UCL’s University Challenge team 2022-23 contains the programme’s first ever mother and son pair in its 60-year history.
Rachel Collier (UCL Greek & Latin) and her son Louis Collier (IOE, UCL’s Faculty of Education & Society) will team up alongside Team Captain James Salmon (UCL Mathematics & Physical Sciences), Michael Fleetwood-Walker (UCL Geography) and team reserve member Thomas Cryer (UCL Institute of the Americas).
Currently airing on BBC Two, University Challenge is Britain’s longest-running quiz show. Throughout the academic year, two teams of four students from UK universities are pitted against each other in a battle of general knowledge – with each winning team progressing to the next round until an overall series winner eventually emerges.
Speaking about the experience of quizzing alongside her son, PhD student Rachel (UCL Greek & Latin) said: “It was by accident (or happy coincidence) rather than design that Louis and I overlapped for a year at UCL and then found ourselves together on a University Challenge team.

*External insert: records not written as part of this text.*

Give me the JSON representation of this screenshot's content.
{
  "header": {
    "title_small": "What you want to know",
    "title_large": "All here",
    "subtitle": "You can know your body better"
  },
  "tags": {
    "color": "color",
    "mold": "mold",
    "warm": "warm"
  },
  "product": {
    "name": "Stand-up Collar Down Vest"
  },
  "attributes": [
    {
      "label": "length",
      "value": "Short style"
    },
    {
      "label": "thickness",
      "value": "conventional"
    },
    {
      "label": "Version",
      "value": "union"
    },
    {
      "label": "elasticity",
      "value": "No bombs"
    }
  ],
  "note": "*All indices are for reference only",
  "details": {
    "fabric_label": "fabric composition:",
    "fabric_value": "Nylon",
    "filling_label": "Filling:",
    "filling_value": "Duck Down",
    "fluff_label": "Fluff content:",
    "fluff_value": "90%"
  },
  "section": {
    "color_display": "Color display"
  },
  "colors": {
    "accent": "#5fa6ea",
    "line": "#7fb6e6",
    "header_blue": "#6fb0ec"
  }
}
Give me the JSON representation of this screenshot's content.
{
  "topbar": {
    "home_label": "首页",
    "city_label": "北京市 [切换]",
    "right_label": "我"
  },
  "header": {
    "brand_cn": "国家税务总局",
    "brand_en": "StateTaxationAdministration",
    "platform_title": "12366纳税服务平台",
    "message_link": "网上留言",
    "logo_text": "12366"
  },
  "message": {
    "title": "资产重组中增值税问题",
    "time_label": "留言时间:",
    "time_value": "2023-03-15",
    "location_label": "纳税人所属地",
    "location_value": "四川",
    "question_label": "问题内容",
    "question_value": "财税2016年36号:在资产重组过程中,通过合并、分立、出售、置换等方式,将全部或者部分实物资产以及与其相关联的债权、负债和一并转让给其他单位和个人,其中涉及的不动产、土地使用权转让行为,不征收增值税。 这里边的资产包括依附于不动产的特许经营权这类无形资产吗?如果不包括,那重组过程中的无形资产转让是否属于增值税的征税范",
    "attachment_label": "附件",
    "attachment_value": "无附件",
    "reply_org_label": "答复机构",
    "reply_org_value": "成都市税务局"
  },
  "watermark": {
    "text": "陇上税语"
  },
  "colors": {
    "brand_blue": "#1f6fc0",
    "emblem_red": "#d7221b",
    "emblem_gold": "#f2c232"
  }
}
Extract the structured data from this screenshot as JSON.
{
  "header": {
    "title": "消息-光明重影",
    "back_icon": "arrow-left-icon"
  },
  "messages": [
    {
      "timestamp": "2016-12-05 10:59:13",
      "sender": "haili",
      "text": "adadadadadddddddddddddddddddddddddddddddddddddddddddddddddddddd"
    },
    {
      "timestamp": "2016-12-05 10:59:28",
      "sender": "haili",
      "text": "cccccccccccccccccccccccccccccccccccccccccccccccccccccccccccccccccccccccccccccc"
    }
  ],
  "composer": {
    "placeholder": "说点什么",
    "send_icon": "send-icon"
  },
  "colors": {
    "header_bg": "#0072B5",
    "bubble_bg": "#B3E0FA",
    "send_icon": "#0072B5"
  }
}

“We went through the university’s first rounds of selection independently and it was only at the final stage that the filial connection came to light. The rest of the family, all keen quizzers, were excited and intrigued.
“I found the whole experience extremely nerve-wracking – and something of a distraction from my academic work – but the stress was more than offset by the pleasure of spending lots of time with Louis, who flew the family nest a couple of years ago. And, in a reversal of roles, I learned a lot from him too – about staying calm, enjoying the moment, and not beating yourself up for blurting out a foolish answer under the spotlight.”
Louis, who has been studying for a PGCE in Physics with Mathematics, added: “Competing on University Challenge fulfilled a dream that I’ll shamelessly admit to having held for many, many years. Doing it on the same team as my mother, however, made it a truly special experience that I’ll always remember with great fondness.
“As you might imagine, my mum was always quick to magnify my successes and minimise the (frequent) blunders; and both the practice we did, and the daunting experience of being on the show itself were immeasurably more enjoyable thanks to her.”
With an average age of 41, the UCL team is the programme’s oldest team this series. Team captain and master’s student James Salmon, 66, is also believed to be one of University Challenge’s oldest captains to date.
James (UCL Physics & Astronomy) said: “Prior to the show, I had no experience of quizzing – so this was a first for me – although others in the team have a lot of quizzing experience. I used to shout at the TV during University Challenge broadcasts and got fairly high marks. So I applied, and was astonished to even get on the team, let alone be chosen as captain. It must be my loud voice.”
Discussing his experience, James added: “It was all a lot of fun! The team are simply lovely people, and we were nicely balanced, making it a lot easier. We really had to get on and trust each other, and I thought a lot about making it fun and enjoyable, and for us to be supportive and encouraging. The priority was to make sure the whole team was consulted and felt consulted before giving the answer.”
The first UCL team was listed in the 1962 academic year, with a total of 22 teams competing since. UCL took the runner-up titles against some fierce competition in 2005 and 2013 – and have also made it to the quarter finals four times. The university also holds a record for the player with the longest surname called out by announcer Roger Tilling: Adam Papaphilippopoulos (2012/13).
UCL Student Union is currently recruiting for its 2023 team, with selection rounds taking place throughout October and November.
This year’s team will take on The University of Sheffield in their first-round match on Monday 17 October at 20.30pm on BBC Two.